Corporate focus on PharmaForm Division
- Investing in capacity expansion
- Entry into commercial contract manufacturing
- Initiating targeted acquisition strategy
Akela announced today its intent to focus management and capital resources on its profitable pharmaceutical contract manufacturing business, PharmaForm. Established in 1996, PharmaForm is a specialty contract service provider of solid dose drug formulation and clinical supply manufacturing to pharmaceutical and biotechnology companies. PharmaForm enabled Akela to become profitable in 2010 and has continued to grow profitably, quarter over quarter, generating nearly $1.0 million in net income during the first quarter of 2011. Akela intends to focus the Company's resources on the advancement of PharmaForm's business through business development initiatives, the addition of specialty commercial manufacturing services, expansion of capacity and, as opportunities arise, expansion through targeted acquisitions of niche, formulation and manufacturing businesses.

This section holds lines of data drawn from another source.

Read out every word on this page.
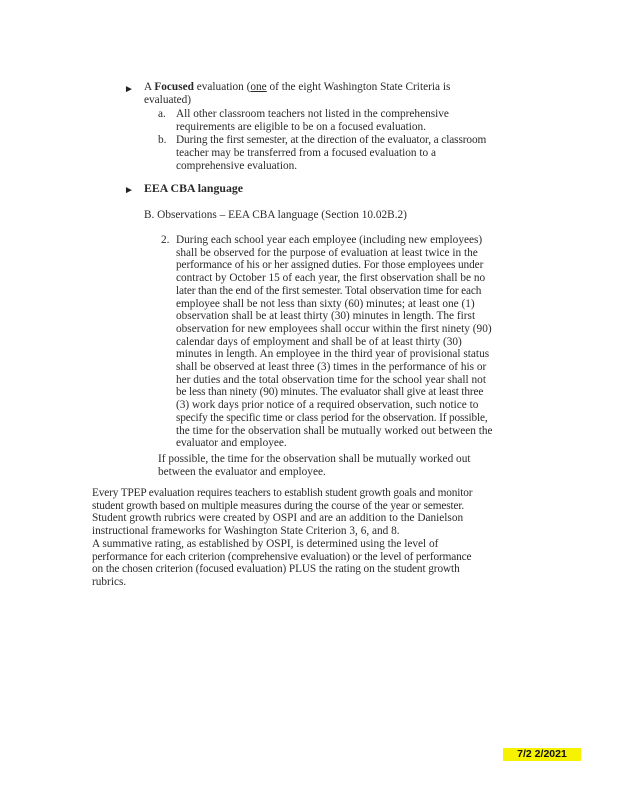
► A Focused evaluation (one of the eight Washington State Criteria is
evaluated)
a. All other classroom teachers not listed in the comprehensive
requirements are eligible to be on a focused evaluation.
b. During the first semester, at the direction of the evaluator, a classroom
teacher may be transferred from a focused evaluation to a
comprehensive evaluation.
► EEA CBA language
B. Observations – EEA CBA language (Section 10.02B.2)
2. During each school year each employee (including new employees)
shall be observed for the purpose of evaluation at least twice in the
performance of his or her assigned duties. For those employees under
contract by October 15 of each year, the first observation shall be no
later than the end of the first semester. Total observation time for each
employee shall be not less than sixty (60) minutes; at least one (1)
observation shall be at least thirty (30) minutes in length. The first
observation for new employees shall occur within the first ninety (90)
calendar days of employment and shall be of at least thirty (30)
minutes in length. An employee in the third year of provisional status
shall be observed at least three (3) times in the performance of his or
her duties and the total observation time for the school year shall not
be less than ninety (90) minutes. The evaluator shall give at least three
(3) work days prior notice of a required observation, such notice to
specify the specific time or class period for the observation. If possible,
the time for the observation shall be mutually worked out between the
evaluator and employee.
If possible, the time for the observation shall be mutually worked out
between the evaluator and employee.
Every TPEP evaluation requires teachers to establish student growth goals and monitor
student growth based on multiple measures during the course of the year or semester.
Student growth rubrics were created by OSPI and are an addition to the Danielson
instructional frameworks for Washington State Criterion 3, 6, and 8.
A summative rating, as established by OSPI, is determined using the level of
performance for each criterion (comprehensive evaluation) or the level of performance
on the chosen criterion (focused evaluation) PLUS the rating on the student growth
rubrics.
7/2 2/2021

Currently, PharmaForm is increasing its capacity within formulation and manufacturing, primarily focused on Hot Melt Extrusion ("HME"), with the acquisition of a second Leistritz 18 mm Twin Screw Extruder. This acquisition complements PharmaForm's existing 18mm and 16mm Leistritz twin screw extruders. Additionally, in 2011, PharmaForm is significantly advancing its HME manufacturing capabilities to include large scale Phase 3 clinical and pilot studies, as well as commercial manufacturing through the acquisition of a new Leistritz 27 mm Twin Screw Extruder.

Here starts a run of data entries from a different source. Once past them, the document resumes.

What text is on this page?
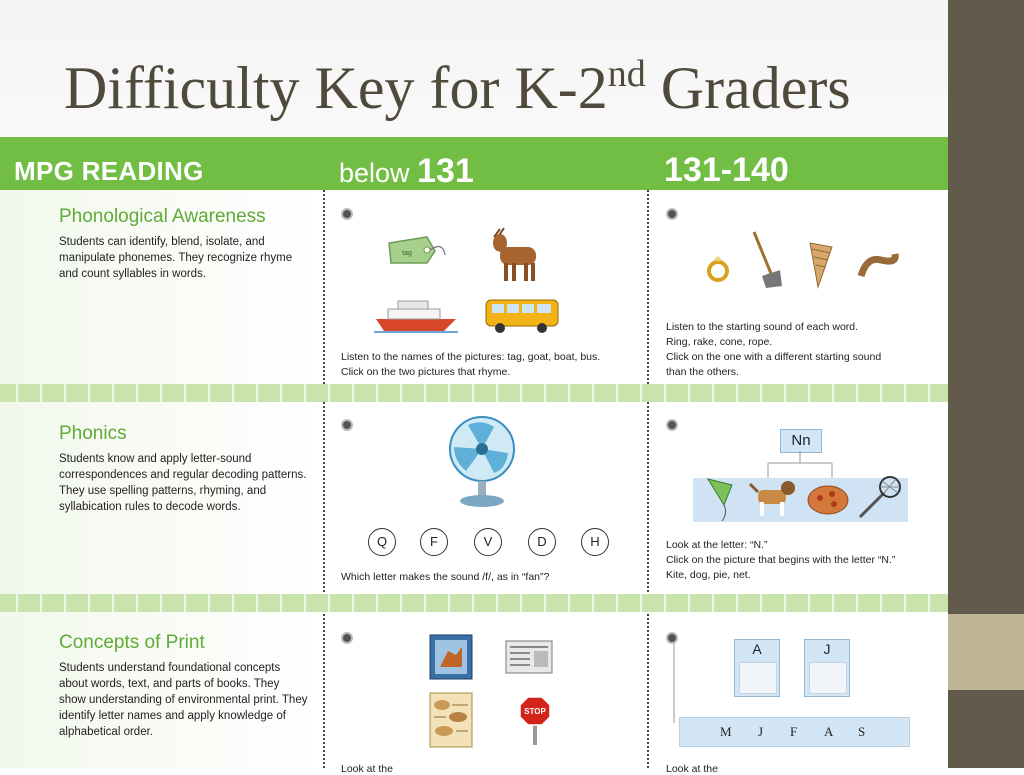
Difficulty Key for K-2nd Graders
MPG READING	below 131	131-140
Phonological Awareness
Students can identify, blend, isolate, and manipulate phonemes. They recognize rhyme and count syllables in words.
tag
Listen to the names of the pictures: tag, goat, boat, bus.
Click on the two pictures that rhyme.
Listen to the starting sound of each word.
Ring, rake, cone, rope.
Click on the one with a different starting sound
than the others.
Phonics
Students know and apply letter-sound correspondences and regular decoding patterns. They use spelling patterns, rhyming, and syllabication rules to decode words.
Q	F	V	D	H
Which letter makes the sound /f/, as in “fan”?
Nn
Look at the letter: “N.”
Click on the picture that begins with the letter “N.”
Kite, dog, pie, net.
Concepts of Print
Students understand foundational concepts about words, text, and parts of books. They show understanding of environmental print. They identify letter names and apply knowledge of alphabetical order.
STOP
Look at the
A	J
M J F A S
Look at the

PharmaForm has also initiated its entry into the specialty commercial manufacturing arena. Corcept Therapeutics, a PharmaForm client since 2007, recently filed a New Drug Application for its Corlux® product to treat Cushings Syndrome and PharmaForm has been named as Corcept's primary commercial manufacturer and supplier following the anticipated commercial approval of Corlux®.

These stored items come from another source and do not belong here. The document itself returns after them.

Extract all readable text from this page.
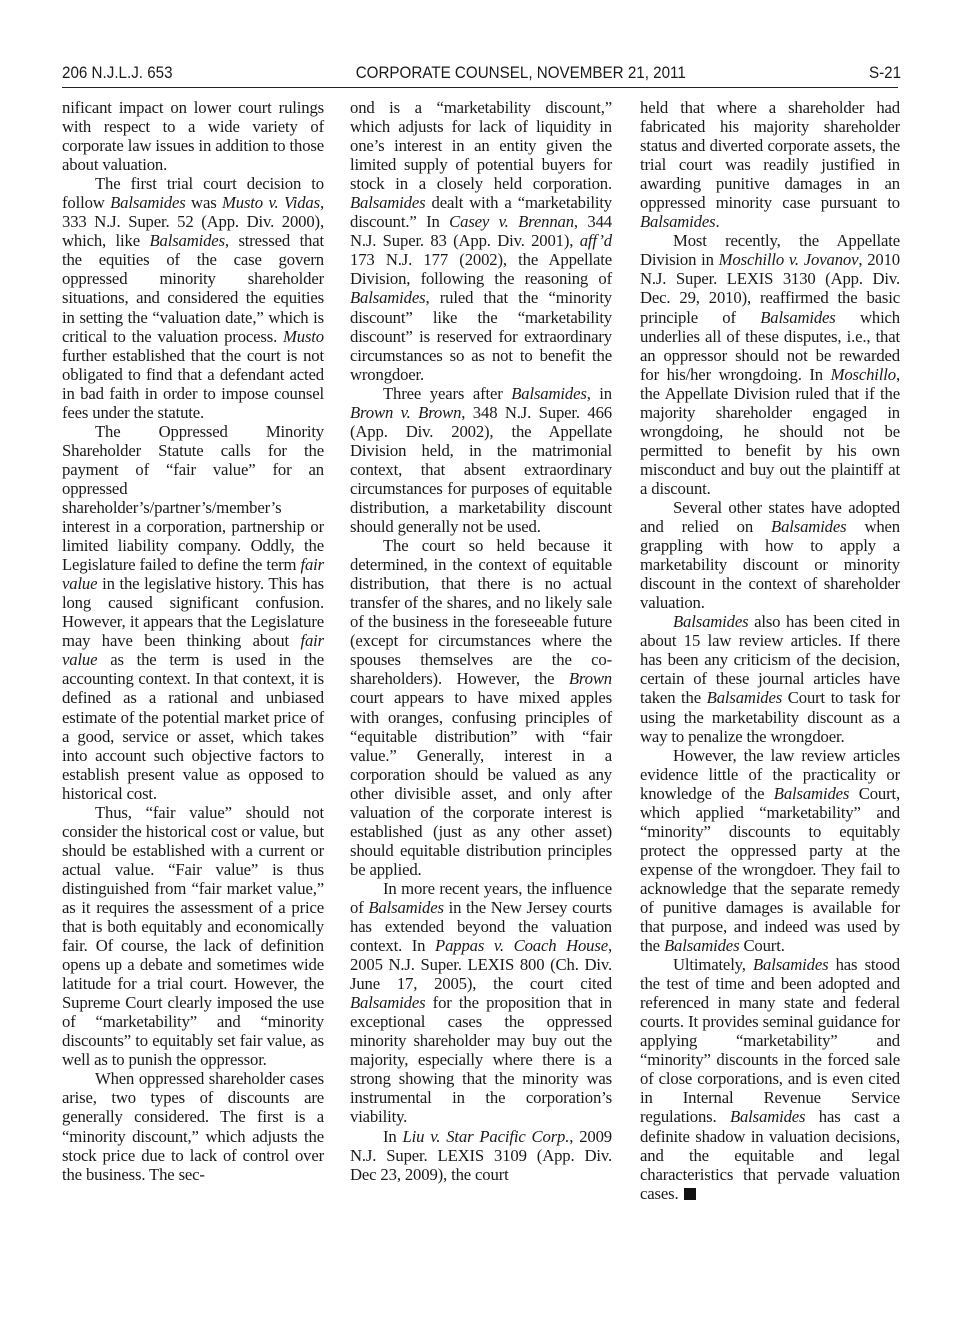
206 N.J.L.J. 653	CORPORATE COUNSEL, NOVEMBER 21, 2011	S-21

nificant impact on lower court rulings with respect to a wide variety of corporate law issues in addition to those about valuation.

The first trial court decision to follow Balsamides was Musto v. Vidas, 333 N.J. Super. 52 (App. Div. 2000), which, like Balsamides, stressed that the equities of the case govern oppressed minority shareholder situations, and considered the equities in setting the “valuation date,” which is critical to the valuation process. Musto further established that the court is not obligated to find that a defendant acted in bad faith in order to impose counsel fees under the statute.

The Oppressed Minority Shareholder Statute calls for the payment of “fair value” for an oppressed shareholder’s/partner’s/member’s interest in a corporation, partnership or limited liability company. Oddly, the Legislature failed to define the term fair value in the legislative history. This has long caused significant confusion. However, it appears that the Legislature may have been thinking about fair value as the term is used in the accounting context. In that context, it is defined as a rational and unbiased estimate of the potential market price of a good, service or asset, which takes into account such objective factors to establish present value as opposed to historical cost.

Thus, “fair value” should not consider the historical cost or value, but should be established with a current or actual value. “Fair value” is thus distinguished from “fair market value,” as it requires the assessment of a price that is both equitably and economically fair. Of course, the lack of definition opens up a debate and sometimes wide latitude for a trial court. However, the Supreme Court clearly imposed the use of “marketability” and “minority discounts” to equitably set fair value, as well as to punish the oppressor.

When oppressed shareholder cases arise, two types of discounts are generally considered. The first is a “minority discount,” which adjusts the stock price due to lack of control over the business. The sec-

ond is a “marketability discount,” which adjusts for lack of liquidity in one’s interest in an entity given the limited supply of potential buyers for stock in a closely held corporation. Balsamides dealt with a “marketability discount.” In Casey v. Brennan, 344 N.J. Super. 83 (App. Div. 2001), aff’d 173 N.J. 177 (2002), the Appellate Division, following the reasoning of Balsamides, ruled that the “minority discount” like the “marketability discount” is reserved for extraordinary circumstances so as not to benefit the wrongdoer.

Three years after Balsamides, in Brown v. Brown, 348 N.J. Super. 466 (App. Div. 2002), the Appellate Division held, in the matrimonial context, that absent extraordinary circumstances for purposes of equitable distribution, a marketability discount should generally not be used.

The court so held because it determined, in the context of equitable distribution, that there is no actual transfer of the shares, and no likely sale of the business in the foreseeable future (except for circumstances where the spouses themselves are the co-shareholders). However, the Brown court appears to have mixed apples with oranges, confusing principles of “equitable distribution” with “fair value.” Generally, interest in a corporation should be valued as any other divisible asset, and only after valuation of the corporate interest is established (just as any other asset) should equitable distribution principles be applied.

In more recent years, the influence of Balsamides in the New Jersey courts has extended beyond the valuation context. In Pappas v. Coach House, 2005 N.J. Super. LEXIS 800 (Ch. Div. June 17, 2005), the court cited Balsamides for the proposition that in exceptional cases the oppressed minority shareholder may buy out the majority, especially where there is a strong showing that the minority was instrumental in the corporation’s viability.

In Liu v. Star Pacific Corp., 2009 N.J. Super. LEXIS 3109 (App. Div. Dec 23, 2009), the court

held that where a shareholder had fabricated his majority shareholder status and diverted corporate assets, the trial court was readily justified in awarding punitive damages in an oppressed minority case pursuant to Balsamides.

Most recently, the Appellate Division in Moschillo v. Jovanov, 2010 N.J. Super. LEXIS 3130 (App. Div. Dec. 29, 2010), reaffirmed the basic principle of Balsamides which underlies all of these disputes, i.e., that an oppressor should not be rewarded for his/her wrongdoing. In Moschillo, the Appellate Division ruled that if the majority shareholder engaged in wrongdoing, he should not be permitted to benefit by his own misconduct and buy out the plaintiff at a discount.

Several other states have adopted and relied on Balsamides when grappling with how to apply a marketability discount or minority discount in the context of shareholder valuation.

Balsamides also has been cited in about 15 law review articles. If there has been any criticism of the decision, certain of these journal articles have taken the Balsamides Court to task for using the marketability discount as a way to penalize the wrongdoer.

However, the law review articles evidence little of the practicality or knowledge of the Balsamides Court, which applied “marketability” and “minority” discounts to equitably protect the oppressed party at the expense of the wrongdoer. They fail to acknowledge that the separate remedy of punitive damages is available for that purpose, and indeed was used by the Balsamides Court.

Ultimately, Balsamides has stood the test of time and been adopted and referenced in many state and federal courts. It provides seminal guidance for applying “marketability” and “minority” discounts in the forced sale of close corporations, and is even cited in Internal Revenue Service regulations. Balsamides has cast a definite shadow in valuation decisions, and the equitable and legal characteristics that pervade valuation cases.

"Through the continued execution of our current strategic plans, including potential growth through the acquisition of complementary niche manufacturing businesses, Akela and PharmaForm have an opportunity to become a significant force within the specialty contract manufacturing space," said Greg McKee, President and CEO of Akela. "PharmaForm, having experience and leadership in the creation of solid dose drug formulations and clinical supply manufacturing, remains an industry leader in controlled release drug delivery, bioavailability enhancement, and the formulation of potent compounds."
Discontinuation of Fentanyl development program
- Termination of development and licensing agreements
- Initiation of bankruptcy proceedings for the Company's Finnish subsidiary
- Seeking sale of program
Akela also announced today that it has regained the product rights to Fentanyl Taifun® in Japan from Teikoku. Teikoku has provided formal notice of termination of the development and licensing agreement between the two companies for Fentanyl Taifun®, based on recent analyses of both the market potential and the regulatory process for Fentanyl Taifun® in Japan. Further, Akela announced that it expects to reach an agreement shortly with Janssen Pharmaceutica NV regarding return of product rights for all jurisdictions under the licensing and development agreement between the two companies, shortly. Neither change in partner status will have a significant immediate financial impact to Akela.
As such, and due to the lack of meaningful operations in Europe, the Company announced today that it is initiating bankruptcy proceedings in Helsinki, Finland for its Finnish Subsidiary, Akela Pharma, Oy which is the parent company of Akela Clinical Polska in Poland and Blitz-07-676 GmbH which is based in Germany.
"The discontinuation of the Fentanyl TAIFUN program enables Akela to fully deploy its management and capital resources on the profitable PharmaForm subsidiary which is a logical transformation following our successful turnaround of Akela over the past 24 months," said Mr. McKee. "Given the market capitalization of the Company, our proven track record of dramatically increasing profitability while growing revenues, coupled with a targeted acquisition strategy, we believe that our contract manufacturing platform has the ability to enhance shareholder value without the capital requirements and risks associated with traditional drug development companies."